Bishop's House is a retreat house for the Scottish Episcopal Church, located on the island of Iona, off the west coast of Scotland.

==History==
It was built in 1894, when Iona Abbey was still in ruins, to provide a place for Scottish Episcopalians on the island. It was originally called Saint Columba's House, after the chapel at its centre dedicated to Saint Columba. It was established under Bishop Alexander Chinnery-Haldane, Bishop of Argyll and The Isles from 1883 to 1906, a year after the tenancy was granted by the 9th Duke of Argyll, as a place of "prayer, study, contemplation and Eucharist". Despite protests from the local established church minister the house continued to be supported by the Duke and the Bishop. Thanks to Bishop Chinnery-Haldane's close involvement with the project, the house became known as the Bishop's House, a title which has stuck.
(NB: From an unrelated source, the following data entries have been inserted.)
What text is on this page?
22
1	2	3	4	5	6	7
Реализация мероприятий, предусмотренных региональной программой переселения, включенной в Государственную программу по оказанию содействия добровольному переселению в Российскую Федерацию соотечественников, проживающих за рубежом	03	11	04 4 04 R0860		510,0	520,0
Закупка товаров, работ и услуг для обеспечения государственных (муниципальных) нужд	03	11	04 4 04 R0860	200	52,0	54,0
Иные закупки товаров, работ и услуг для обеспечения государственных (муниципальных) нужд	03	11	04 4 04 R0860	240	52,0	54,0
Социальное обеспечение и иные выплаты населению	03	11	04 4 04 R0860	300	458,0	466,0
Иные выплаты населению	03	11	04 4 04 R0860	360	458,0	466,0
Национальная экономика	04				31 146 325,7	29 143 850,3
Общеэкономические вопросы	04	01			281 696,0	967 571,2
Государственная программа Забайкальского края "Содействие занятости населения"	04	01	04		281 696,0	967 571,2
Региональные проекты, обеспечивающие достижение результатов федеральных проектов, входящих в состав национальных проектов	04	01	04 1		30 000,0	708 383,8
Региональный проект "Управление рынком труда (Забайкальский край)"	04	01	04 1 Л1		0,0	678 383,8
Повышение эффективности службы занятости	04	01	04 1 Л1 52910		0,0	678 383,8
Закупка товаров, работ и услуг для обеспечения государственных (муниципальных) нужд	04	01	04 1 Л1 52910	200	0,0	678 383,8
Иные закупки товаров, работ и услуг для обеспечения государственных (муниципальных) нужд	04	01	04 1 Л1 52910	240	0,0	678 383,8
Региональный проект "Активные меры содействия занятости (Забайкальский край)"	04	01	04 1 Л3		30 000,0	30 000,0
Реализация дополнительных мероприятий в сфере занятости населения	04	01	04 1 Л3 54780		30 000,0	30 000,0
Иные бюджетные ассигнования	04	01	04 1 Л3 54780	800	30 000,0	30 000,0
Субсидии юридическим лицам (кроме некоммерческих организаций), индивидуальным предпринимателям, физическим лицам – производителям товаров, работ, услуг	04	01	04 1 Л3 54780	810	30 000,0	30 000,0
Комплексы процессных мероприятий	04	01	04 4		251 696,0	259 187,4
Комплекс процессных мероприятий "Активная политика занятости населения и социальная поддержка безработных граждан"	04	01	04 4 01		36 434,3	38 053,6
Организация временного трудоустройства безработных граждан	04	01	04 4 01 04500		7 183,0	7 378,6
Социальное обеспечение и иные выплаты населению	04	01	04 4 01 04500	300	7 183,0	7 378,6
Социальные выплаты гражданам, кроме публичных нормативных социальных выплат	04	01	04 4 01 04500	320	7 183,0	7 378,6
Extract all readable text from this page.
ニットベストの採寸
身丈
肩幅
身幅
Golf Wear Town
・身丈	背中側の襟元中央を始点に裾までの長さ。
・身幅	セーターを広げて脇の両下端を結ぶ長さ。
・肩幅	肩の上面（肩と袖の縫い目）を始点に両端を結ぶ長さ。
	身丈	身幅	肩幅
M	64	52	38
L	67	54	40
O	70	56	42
The House was occupied by members of the Society of Saint John the Evangelist from 1896-1906. Despite the minister's fears they were seeking proselytes, they seem to have been more interested in avoiding the roof leaking and finding space for contemplation. Known as the "Cowley Fathers", they ran services and held tea parties for the islanders. It has since been run as a retreat house for the Scottish Episcopal Church, most recently by their subsidiary group Island Retreats Ltd. The Chapel is open to the public and holds two services daily from March to October, and weekly in the winter.